Categories: Patent

Enablement Requirement – Get In Those Details!

By: Dan Pierron

35 U.S.C. § 112 is one of those unsexy parts of the patent law that describes the requirements of a patent application.  While § 101 (patentable subject matter, think the recent cases regarding the patentability of software) and § 103 (dealing with the non-obviousness requirement, seeing recent Supreme Court action) get the top billing, patent attorneys are making sure to deal with all of the other requirements.  One of those is the so-called Enablement Requirement.  It is a part of the patent law that seems only natural and obvious, and unlikely to ever be much of a problem, but as a patent application navigates its course through prosecution, it might be the barest of disclosures that distinguishes the claimed invention from the prior art, and at the point the Enablement Requirement may rear its head.

In the first paragraph of § 112, the law states:

The specification shall contain a written description of the invention, and of the manner and process of making and using it, in such full, clear, concise, and exact terms as to enable any person skilled in the art to which it pertains, or with which it is most nearly connected, to make and use the same, and shall set forth the best mode contemplated by the inventor or joint inventor of carrying out the invention.

In this case, being an enabler is a good thing

Therefore, in the written description of the application, if you want to include a certain  feature, element, or step of the invention, you need to provide enough detail for a PHOSITA (my readers will sound like patent attorneys yet) to be able to “make and use” the invention.  An ambiguous requirement, to be sure.  A great number of ambiguities left to be resolved are baked into the analysis, which are neatly outlined in an eponymous factor list from the case In re Wands.  Those factors enable the Examiner to determine if “undue experimentation” would be required to practice (read: make and use) the invention.  The Wands factors include:

  • the quantity of experimentation necessary;
  • the amount of direction or guidance presented;
  • the presence or absence of working examples;
  • the nature of the invention;
  • the state of the prior art;
  • the relative skill in the art;
  • the predictability of unpredictability of the art; and
  • the breadth of the claims.

Patent law is magic!

An extensive factor test, to be sure.  In essence, the factor test considers how much information the written description provides regarding the claimed aspect of the invention, the overall state of the art and the level of knowledge of a PHOSITA, and the breadth of the claims.
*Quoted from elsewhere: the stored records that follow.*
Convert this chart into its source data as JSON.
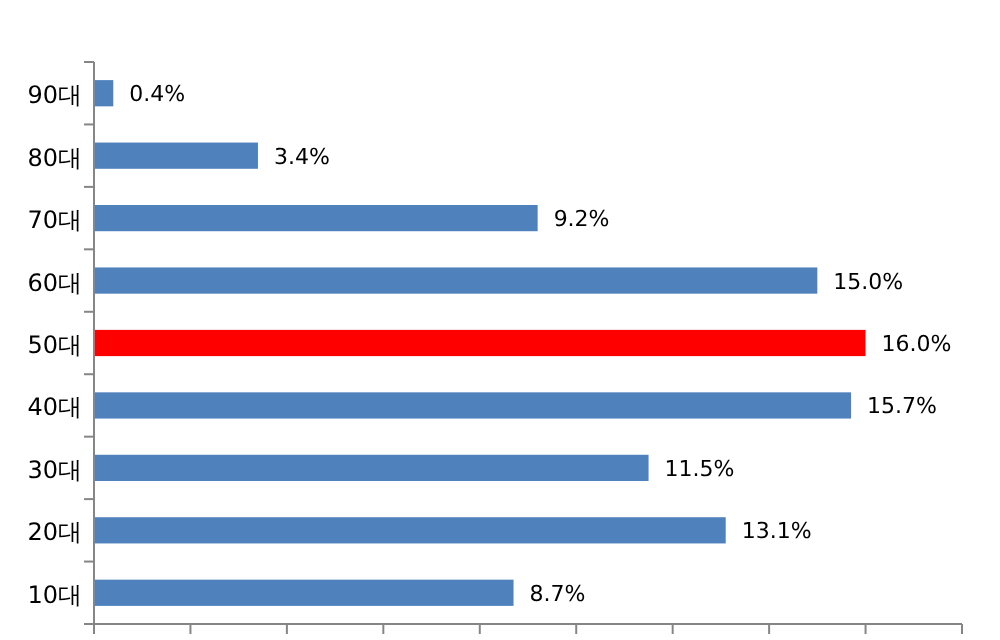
{
  "chart_data": {
    "type": "bar",
    "orientation": "horizontal",
    "categories": [
      "90대",
      "80대",
      "70대",
      "60대",
      "50대",
      "40대",
      "30대",
      "20대",
      "10대"
    ],
    "values": [
      0.4,
      3.4,
      9.2,
      15.0,
      16.0,
      15.7,
      11.5,
      13.1,
      8.7
    ],
    "colors": [
      "#4f81bd",
      "#4f81bd",
      "#4f81bd",
      "#4f81bd",
      "#ff0000",
      "#4f81bd",
      "#4f81bd",
      "#4f81bd",
      "#4f81bd"
    ],
    "value_labels": [
      "0.4%",
      "3.4%",
      "9.2%",
      "15.0%",
      "16.0%",
      "15.7%",
      "11.5%",
      "13.1%",
      "8.7%"
    ],
    "xlim": [
      0,
      18
    ],
    "xticks": [
      {
        "value": 0,
        "label": null
      },
      {
        "value": 2,
        "label": null
      },
      {
        "value": 4,
        "label": null
      },
      {
        "value": 6,
        "label": null
      },
      {
        "value": 8,
        "label": null
      },
      {
        "value": 10,
        "label": null
      },
      {
        "value": 12,
        "label": null
      },
      {
        "value": 14,
        "label": null
      },
      {
        "value": 16,
        "label": null
      },
      {
        "value": 18,
        "label": null
      }
    ],
    "tick_labels": "y",
    "grid": false
  }
}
With so many opportunities to find support for a claimed element, it may seem unlikely that satisfying this requirement will offer much of a roadblock on the way to patentability, and that is usually the case.  However, in some applications, when a previously undiscovered piece of prior art reads closely onto an invention, it may very well be the off-handedly included aspect of the invention, that is included without much detail, that may serve as the basis for differentiating your invention from the prior art.  As such, it is incumbent on patent drafters to make sure to provide at least enough detail to satisfy this requirement, and to do so for each and every potentially claimable aspect of the invention.  One never knows where the fertile ground may ultimately lie.

Another quandary that can arise when handling an Enablement Requirement rejection is arguing that either the state of the art, the level of knowledge of a PHOSITA, or the predictability of the art can be a double-edged sword, providing the Examiner with the opportunity to turn your argument over Enablement into an obviousness rejection.  As such, it is much preferable to have disclosure in the written description to rely on in overcoming an Enablement Requirement rejection.